On comprendra d’emblée la problématique pour les établissements scolaires. En cas d’attaque d’une école par un ou plusieurs individus armés et déterminés, personnels et élèves ne pourront tous être protégés ni sauvés qui plus est lorsque l’on sait que le ou les assaillant(s) bénéficieront toujours de l’effet de surprise. L’équation portera donc sur le fait de savoir comment faire pour qu’une telle attaque ne fasse, par exemple, que trois morts au lieu de dix voire davantage.

Il ne s’agit pas de transformer le réseau des établissements en une nouvelle Ligne Maginot, mais de bien prendre en compte le fait que leur défense sera la combinaison à la fois d’un dispositif statique de fait et d’un dispositif mobile, à savoir l’action des premières unités d’intervention dans un délai théorique de 20 minutes. Encore faudrait-il pouvoir donner ce temps (voire bien plus) aux unités primo-intervenantes en renforçant le dispositif statique c’est-à-dire les établissements. Si l’on s’en tient à ce qui revient dans tous les RETEX de crises et de catastrophes, à savoir que c’est le mental qui conditionne la capacité à survivre de l’individu comme du groupe, ce renforcement pourra (et devra) s’opérer en préparant les esprits à l’inévitable effet de surprise et en donnant aux communautés scolaires un certain nombre de moyens de parade. Partant deux grands objectifs préparatoires stratégiques pourront être proposés :

 

  • Un objectif de court terme - Dans chaque établissement, mettre sur pied une structure permanente entièrement dédiée à ce type de crise.

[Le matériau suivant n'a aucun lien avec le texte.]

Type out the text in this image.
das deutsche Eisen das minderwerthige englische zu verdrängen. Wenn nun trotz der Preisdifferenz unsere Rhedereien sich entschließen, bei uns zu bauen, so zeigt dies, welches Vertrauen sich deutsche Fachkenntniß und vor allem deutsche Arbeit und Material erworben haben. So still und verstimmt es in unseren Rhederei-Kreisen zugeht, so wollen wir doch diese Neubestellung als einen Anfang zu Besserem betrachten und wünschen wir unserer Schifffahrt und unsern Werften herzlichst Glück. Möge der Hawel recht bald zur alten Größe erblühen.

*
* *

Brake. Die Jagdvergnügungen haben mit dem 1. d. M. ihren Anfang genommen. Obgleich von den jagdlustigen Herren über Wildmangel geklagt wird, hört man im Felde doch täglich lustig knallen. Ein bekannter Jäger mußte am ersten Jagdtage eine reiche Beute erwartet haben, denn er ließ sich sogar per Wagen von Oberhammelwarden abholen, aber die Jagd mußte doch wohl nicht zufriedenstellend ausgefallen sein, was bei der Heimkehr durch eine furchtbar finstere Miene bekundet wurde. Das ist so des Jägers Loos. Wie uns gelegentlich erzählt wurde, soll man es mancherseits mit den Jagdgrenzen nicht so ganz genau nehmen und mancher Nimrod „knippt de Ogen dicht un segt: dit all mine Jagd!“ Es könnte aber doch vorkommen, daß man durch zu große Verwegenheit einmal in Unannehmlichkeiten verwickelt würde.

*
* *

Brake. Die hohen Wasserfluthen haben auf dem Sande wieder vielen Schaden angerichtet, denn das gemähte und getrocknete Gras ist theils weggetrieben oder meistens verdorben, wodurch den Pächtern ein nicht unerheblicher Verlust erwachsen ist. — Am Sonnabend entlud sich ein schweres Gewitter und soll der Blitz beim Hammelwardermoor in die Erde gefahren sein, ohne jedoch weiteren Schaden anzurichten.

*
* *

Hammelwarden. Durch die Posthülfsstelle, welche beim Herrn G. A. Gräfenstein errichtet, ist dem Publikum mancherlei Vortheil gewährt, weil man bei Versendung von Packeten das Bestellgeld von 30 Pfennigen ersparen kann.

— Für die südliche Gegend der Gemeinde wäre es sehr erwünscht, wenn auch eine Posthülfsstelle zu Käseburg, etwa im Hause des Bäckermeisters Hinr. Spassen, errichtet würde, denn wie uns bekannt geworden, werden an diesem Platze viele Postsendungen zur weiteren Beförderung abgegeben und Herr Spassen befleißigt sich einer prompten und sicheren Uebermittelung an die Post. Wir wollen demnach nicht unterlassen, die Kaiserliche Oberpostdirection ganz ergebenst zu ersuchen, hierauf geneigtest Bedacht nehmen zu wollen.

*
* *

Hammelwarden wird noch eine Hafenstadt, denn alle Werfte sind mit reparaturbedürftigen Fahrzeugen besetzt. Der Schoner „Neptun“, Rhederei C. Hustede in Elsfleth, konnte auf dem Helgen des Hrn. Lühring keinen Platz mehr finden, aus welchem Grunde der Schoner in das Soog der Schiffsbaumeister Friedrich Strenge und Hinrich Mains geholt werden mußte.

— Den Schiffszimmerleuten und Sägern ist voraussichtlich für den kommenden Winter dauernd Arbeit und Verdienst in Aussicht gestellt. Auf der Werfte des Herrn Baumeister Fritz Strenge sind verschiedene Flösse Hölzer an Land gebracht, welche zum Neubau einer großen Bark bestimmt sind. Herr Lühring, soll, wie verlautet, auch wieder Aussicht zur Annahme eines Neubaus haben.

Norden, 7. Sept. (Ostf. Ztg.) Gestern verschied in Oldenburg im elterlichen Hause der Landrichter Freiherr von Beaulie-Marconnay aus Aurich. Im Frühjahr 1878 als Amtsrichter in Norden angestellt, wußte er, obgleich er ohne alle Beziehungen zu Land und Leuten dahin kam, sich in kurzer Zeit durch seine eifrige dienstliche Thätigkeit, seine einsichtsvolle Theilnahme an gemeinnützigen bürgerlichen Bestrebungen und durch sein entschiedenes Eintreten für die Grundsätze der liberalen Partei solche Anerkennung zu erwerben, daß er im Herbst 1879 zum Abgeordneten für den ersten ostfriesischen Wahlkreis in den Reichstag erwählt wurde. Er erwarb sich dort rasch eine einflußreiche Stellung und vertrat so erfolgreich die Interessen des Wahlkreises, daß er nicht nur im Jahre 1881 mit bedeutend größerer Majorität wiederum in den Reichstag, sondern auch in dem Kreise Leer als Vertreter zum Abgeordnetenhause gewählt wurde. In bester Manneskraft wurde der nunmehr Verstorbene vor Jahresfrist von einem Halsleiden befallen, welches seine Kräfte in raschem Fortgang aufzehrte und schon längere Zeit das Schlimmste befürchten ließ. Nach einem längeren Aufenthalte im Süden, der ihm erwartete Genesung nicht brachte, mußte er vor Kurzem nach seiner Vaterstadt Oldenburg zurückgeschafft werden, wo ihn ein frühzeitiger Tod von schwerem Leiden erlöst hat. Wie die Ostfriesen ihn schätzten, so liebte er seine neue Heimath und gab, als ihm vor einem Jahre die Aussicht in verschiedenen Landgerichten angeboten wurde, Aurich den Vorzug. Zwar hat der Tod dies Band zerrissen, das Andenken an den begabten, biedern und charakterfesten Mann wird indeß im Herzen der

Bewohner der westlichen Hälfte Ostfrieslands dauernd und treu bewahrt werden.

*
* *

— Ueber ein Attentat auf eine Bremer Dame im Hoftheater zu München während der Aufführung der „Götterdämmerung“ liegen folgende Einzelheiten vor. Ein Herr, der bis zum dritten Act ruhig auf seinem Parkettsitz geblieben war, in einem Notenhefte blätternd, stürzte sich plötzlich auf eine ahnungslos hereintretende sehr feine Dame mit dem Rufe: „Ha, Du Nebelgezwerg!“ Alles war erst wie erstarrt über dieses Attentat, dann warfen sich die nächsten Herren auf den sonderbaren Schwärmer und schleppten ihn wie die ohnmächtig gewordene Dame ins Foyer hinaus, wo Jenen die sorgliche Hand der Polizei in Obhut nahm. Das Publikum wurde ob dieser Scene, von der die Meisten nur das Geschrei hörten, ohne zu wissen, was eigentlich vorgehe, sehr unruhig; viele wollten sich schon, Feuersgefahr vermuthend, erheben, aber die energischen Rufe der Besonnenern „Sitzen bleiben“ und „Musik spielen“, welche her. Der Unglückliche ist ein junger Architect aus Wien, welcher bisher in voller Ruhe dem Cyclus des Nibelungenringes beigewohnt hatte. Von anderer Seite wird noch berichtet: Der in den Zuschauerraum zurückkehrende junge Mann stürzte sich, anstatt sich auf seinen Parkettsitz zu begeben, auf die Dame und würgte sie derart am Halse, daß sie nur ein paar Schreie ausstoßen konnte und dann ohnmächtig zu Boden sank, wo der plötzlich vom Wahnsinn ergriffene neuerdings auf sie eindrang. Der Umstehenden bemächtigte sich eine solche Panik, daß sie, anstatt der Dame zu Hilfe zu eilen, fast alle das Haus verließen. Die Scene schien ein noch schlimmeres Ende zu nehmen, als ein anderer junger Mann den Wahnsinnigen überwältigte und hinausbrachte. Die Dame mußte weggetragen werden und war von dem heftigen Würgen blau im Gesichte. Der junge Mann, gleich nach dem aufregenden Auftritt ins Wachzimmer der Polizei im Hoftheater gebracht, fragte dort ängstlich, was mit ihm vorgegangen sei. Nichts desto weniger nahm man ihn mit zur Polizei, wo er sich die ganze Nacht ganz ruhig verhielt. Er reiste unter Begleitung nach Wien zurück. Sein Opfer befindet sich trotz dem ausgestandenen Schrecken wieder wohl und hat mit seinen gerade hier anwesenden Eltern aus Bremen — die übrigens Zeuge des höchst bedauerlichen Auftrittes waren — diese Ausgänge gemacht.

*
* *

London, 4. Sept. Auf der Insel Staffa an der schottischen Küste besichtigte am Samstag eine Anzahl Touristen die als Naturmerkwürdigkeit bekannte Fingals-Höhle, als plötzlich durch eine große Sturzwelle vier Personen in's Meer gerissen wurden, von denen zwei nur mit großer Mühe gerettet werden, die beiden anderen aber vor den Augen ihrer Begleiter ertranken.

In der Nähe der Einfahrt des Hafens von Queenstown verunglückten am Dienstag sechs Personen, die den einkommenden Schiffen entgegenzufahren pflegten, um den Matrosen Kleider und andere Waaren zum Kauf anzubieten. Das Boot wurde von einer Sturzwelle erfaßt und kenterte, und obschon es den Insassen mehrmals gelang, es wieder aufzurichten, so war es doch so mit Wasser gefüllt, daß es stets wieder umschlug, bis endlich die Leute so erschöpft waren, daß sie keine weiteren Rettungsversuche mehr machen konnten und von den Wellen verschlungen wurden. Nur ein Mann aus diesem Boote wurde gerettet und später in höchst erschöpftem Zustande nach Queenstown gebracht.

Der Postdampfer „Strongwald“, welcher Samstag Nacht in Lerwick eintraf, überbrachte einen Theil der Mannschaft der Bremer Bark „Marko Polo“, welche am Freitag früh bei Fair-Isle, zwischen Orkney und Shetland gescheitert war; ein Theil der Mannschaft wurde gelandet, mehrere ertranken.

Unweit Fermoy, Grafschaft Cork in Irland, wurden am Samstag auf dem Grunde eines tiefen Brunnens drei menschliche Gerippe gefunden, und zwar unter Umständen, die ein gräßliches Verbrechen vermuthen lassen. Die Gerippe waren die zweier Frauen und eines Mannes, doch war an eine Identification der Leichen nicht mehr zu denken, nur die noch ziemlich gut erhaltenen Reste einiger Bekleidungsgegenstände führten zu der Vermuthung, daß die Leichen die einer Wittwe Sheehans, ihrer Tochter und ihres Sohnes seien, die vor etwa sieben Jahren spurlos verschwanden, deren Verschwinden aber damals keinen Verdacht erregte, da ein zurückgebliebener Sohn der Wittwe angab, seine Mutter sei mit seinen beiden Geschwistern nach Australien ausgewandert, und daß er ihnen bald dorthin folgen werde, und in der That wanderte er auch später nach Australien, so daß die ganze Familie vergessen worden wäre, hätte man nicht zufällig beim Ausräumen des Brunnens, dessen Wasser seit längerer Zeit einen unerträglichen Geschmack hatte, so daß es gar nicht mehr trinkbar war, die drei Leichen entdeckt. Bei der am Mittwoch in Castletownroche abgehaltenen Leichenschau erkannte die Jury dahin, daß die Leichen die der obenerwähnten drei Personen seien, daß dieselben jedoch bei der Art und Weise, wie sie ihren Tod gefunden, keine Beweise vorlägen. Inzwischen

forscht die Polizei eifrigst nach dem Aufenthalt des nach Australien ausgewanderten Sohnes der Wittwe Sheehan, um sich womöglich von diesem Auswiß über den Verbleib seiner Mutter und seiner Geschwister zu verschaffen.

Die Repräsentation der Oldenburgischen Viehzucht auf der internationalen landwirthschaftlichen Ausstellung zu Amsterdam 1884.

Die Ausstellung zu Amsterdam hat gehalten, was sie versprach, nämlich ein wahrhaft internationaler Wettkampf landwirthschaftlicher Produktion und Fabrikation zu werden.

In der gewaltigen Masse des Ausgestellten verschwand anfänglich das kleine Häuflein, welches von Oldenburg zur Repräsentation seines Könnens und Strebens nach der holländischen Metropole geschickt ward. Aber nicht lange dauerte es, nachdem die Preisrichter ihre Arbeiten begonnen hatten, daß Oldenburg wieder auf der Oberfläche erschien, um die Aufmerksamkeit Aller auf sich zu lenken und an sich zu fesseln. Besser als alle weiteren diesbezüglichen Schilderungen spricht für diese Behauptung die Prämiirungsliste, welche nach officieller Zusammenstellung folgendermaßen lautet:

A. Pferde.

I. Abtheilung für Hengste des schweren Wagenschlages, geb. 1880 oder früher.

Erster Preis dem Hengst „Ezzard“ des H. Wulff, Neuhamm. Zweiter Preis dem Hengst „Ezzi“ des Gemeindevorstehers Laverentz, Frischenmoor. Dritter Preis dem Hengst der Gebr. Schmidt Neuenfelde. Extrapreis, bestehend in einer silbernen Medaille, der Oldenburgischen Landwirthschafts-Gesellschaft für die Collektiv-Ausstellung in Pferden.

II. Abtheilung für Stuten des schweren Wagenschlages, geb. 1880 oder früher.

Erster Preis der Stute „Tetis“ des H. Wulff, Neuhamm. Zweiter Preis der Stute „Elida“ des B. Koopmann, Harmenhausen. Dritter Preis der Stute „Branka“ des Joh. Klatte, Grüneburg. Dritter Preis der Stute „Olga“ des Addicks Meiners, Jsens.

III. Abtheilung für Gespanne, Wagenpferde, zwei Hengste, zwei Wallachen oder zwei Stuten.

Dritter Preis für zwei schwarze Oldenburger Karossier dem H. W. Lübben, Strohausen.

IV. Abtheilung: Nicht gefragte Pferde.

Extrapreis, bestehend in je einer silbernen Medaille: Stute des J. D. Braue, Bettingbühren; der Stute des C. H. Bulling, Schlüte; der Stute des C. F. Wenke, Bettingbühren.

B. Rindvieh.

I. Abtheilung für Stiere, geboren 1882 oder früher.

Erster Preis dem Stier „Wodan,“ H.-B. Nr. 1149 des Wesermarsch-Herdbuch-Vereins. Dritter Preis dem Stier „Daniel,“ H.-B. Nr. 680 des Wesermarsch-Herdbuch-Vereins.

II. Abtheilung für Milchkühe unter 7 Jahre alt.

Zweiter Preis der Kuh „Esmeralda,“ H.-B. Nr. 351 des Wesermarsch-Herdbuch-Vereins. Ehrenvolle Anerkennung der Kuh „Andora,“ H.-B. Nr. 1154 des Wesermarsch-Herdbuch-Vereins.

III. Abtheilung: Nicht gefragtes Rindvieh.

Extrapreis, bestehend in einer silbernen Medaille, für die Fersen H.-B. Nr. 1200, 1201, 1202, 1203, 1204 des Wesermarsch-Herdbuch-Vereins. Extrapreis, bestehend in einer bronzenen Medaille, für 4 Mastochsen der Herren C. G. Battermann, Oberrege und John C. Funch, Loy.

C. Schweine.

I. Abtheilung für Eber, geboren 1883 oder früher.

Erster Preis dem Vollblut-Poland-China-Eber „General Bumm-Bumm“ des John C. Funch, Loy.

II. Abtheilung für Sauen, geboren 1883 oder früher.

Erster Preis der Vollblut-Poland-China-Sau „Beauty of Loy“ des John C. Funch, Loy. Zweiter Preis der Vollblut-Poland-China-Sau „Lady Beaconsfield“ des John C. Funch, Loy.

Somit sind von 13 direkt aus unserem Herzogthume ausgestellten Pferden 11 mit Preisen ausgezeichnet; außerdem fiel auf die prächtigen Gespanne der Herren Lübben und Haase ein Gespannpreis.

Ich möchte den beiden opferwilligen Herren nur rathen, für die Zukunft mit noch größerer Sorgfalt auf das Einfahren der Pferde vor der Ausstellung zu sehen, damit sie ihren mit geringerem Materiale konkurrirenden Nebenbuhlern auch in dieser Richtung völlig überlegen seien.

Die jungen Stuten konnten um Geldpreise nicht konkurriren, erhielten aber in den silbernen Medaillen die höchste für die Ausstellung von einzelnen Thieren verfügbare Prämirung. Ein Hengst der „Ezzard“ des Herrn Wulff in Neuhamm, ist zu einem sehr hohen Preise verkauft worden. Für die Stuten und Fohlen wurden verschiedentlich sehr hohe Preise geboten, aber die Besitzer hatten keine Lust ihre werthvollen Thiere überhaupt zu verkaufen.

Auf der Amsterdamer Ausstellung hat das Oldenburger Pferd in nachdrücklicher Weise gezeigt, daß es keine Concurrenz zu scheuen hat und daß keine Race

Cette structure dont le format peut varier selon la taille et les effectifs des établissements sera en charge d’élaborer et d’organiser les mesures de protection spécifiques à chaque site scolaire. Il s’agit de créer un état-major local capable d’organiser en interne et de communiquer en externe avec les services de sûreté et de sécurité.

  • Un objectif de moyen et long terme – En installant une sensibilisation et un entraînement pérennes face à ce type de crise, il s’agit de faire naître une véritable culture de défense dans tous les établissements scolaires qu’ils soient écoles, collèges ou lycées. Cette culture de défense s’intègrera naturellement dans l’Éducation à la défense, et en impliquant les familles au-delà des seuls élèves elle travaillera concrètement à la résilience et à l’Esprit de défense.

De ces objectifs on pourra déduire un certain nombre de pistes de réflexion et d’axes de travail dont le détail pourra être téléchargé :

 

  • La sensibilisation et la formation des personnes à tous les échelons de l’établissement : de la direction jusqu’aux élèves. Cette première étape est la condition sine qua non de la mise en défense de l’établissement. Il ne peut y avoir de défense s’il n’y a pas une conscience de la menace. Cette sensibilisation nécessite une posture anticipatrice (4) qui accepte, de fait, la probabilité d’une attaque, en refuse le déni sous prétexte d’un discours soi-disant « anxiogène » (5), et ne se contente plus de dispositifs passifs destinés à la gestion émotionnelle d’un attentat.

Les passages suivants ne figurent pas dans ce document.